The British are coming!

If there’s ever a reason to drag yourself off the beach, cut your spring break short and head back to Champaign a day early, it’s to catch a glimpse of British Sea Power.
The Brighton-based indie quartet is set to invade the Canopy Club on March 22, and they’re touting a live act that Pitchfork recently called “anarchic joy.” So what makes a British Sea Power show a success?
“You have a bit of fun, really, and have the audience have fun,” guitarist Martin Noble said. “There’s no real approach to it. It depends on how you’re feeling onstage.”
The band is touring the States in support of their latest album, which poses the deceptively simple question: Do You Like Rock Music? Noble said that the band hopes the title will inspire people to broaden their definitions of the genre.
“We’ve always wanted to incorporate different things into what’s generally thought of as rock music,” he said. “I’ll say rock music is like riding a bicycle, and the Rocky Mountains are definitely rock music. These weird groceries that we’re stopping at in the van where they’ve got like Denny’s and IHOP and all this weird food, that’s not rock music.”
For this album, the band took a new approach to recording, exploring the globe and soaking in their surroundings.
“We just wanted to have an adventure making it,” Noble explained. “You always hear about people having quite an unusual time making records. Our last two records we just made in London and stayed in a hotel, and it was pretty much like going to the office, and we just thought, ‘That’s not the way a record should be made.’”

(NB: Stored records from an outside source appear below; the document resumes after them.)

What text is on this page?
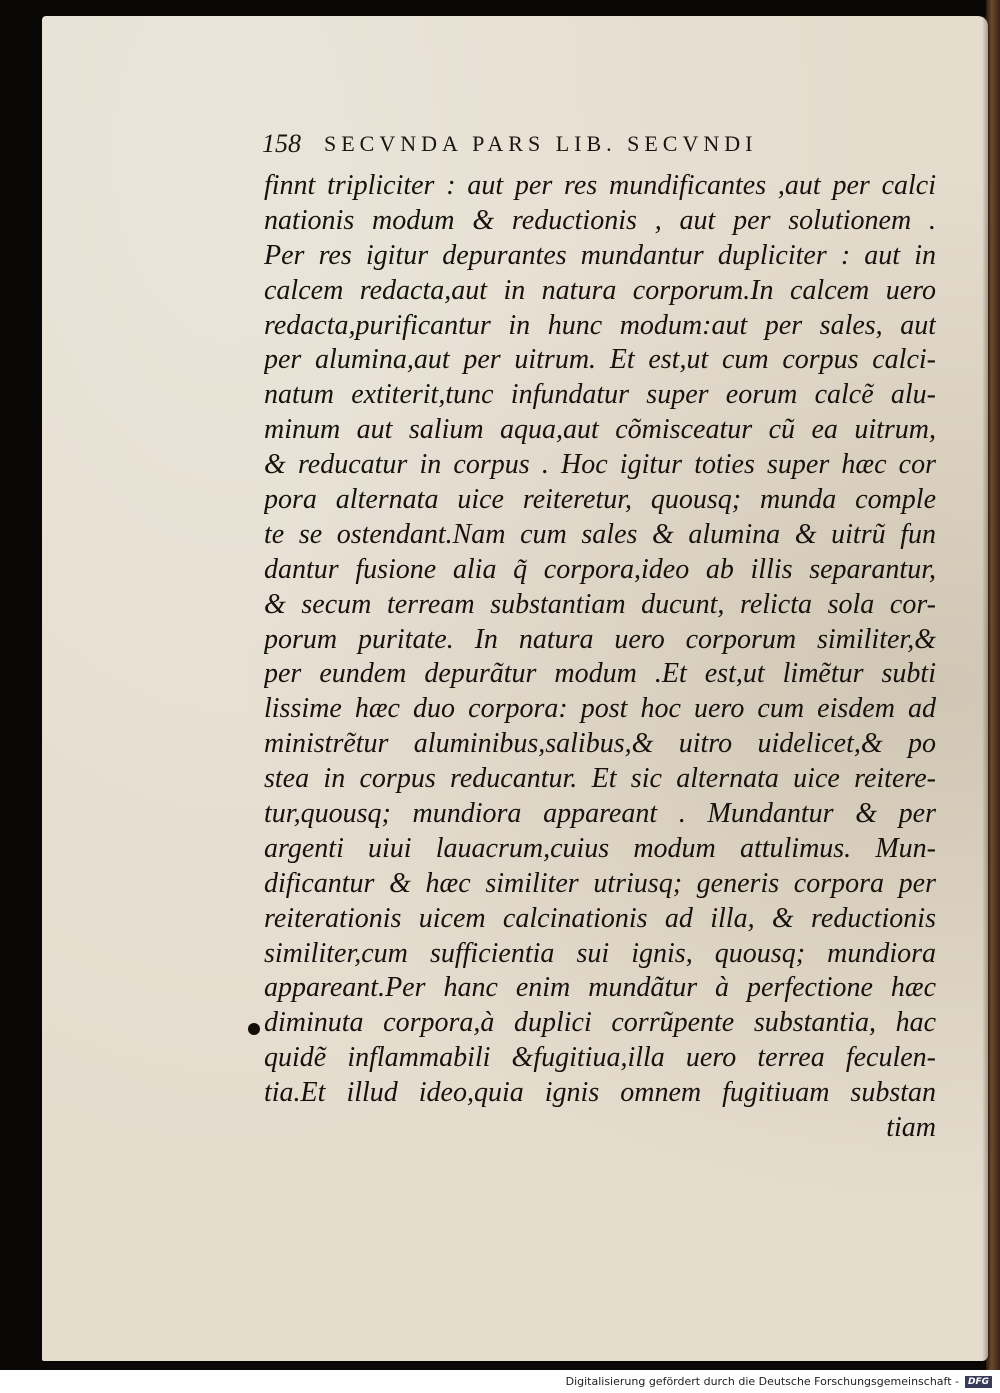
158	SECVNDA PARS LIB. SECVNDI
finnt tripliciter : aut per res mundificantes ,aut per calci
nationis modum & reductionis , aut per solutionem .
Per res igitur depurantes mundantur dupliciter : aut in
calcem redacta,aut in natura corporum.In calcem uero
redacta,purificantur in hunc modum:aut per sales, aut
per alumina,aut per uitrum. Et est,ut cum corpus calci-
natum extiterit,tunc infundatur super eorum calcẽ alu-
minum aut salium aqua,aut cõmisceatur cũ ea uitrum,
& reducatur in corpus . Hoc igitur toties super hæc cor
pora alternata uice reiteretur, quousq; munda comple
te se ostendant.Nam cum sales & alumina & uitrũ fun
dantur fusione alia q̃ corpora,ideo ab illis separantur,
& secum terream substantiam ducunt, relicta sola cor-
porum puritate. In natura uero corporum similiter,&
per eundem depurãtur modum .Et est,ut limẽtur subti
lissime hæc duo corpora: post hoc uero cum eisdem ad
ministrẽtur aluminibus,salibus,& uitro uidelicet,& po
stea in corpus reducantur. Et sic alternata uice reitere-
tur,quousq; mundiora appareant . Mundantur & per
argenti uiui lauacrum,cuius modum attulimus. Mun-
dificantur & hæc similiter utriusq; generis corpora per
reiterationis uicem calcinationis ad illa, & reductionis
similiter,cum sufficientia sui ignis, quousq; mundiora
appareant.Per hanc enim mundãtur à perfectione hæc
diminuta corpora,à duplici corrũpente substantia, hac
quidẽ inflammabili &fugitiua,illa uero terrea feculen-
tia.Et illud ideo,quia ignis omnem fugitiuam substan
tiam
Digitalisierung gefördert durch die Deutsche Forschungsgemeinschaft -	DFG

The group traveled everywhere from the UK to Canada to a forest in the Czech Republic, all the way drawing inspiration from their environment.
“We stayed in some really cheap places in the UK like this massive concrete water tower,” Noble said. “It had this brilliant cathedral-like echo, and we played in there. That kind of echo stayed with us in our minds, and when it came time to actually mixing the record we made sure there was lots of echo in it.”
While much of the album was inspired by the foreign countries in which it was recorded, the band’s sweeping, ambient sound can be credited to their old stomping ground.
“Most of the band’s from the Lake District, which is an area in England which is probably one of the most mountainous places in the UK, and a lot of people go there for their holiday,” Noble said. “I think if you grow up surrounded by all that kind of grandeur, it’s just natural that it feeds into your music and you want to try and replicate it in musical form. That kind of grandeur brings sort of an atmospheric and theatrical aspect to it.”
Check out British Sea Power at the Canopy Club on March 22 at 9 p.m.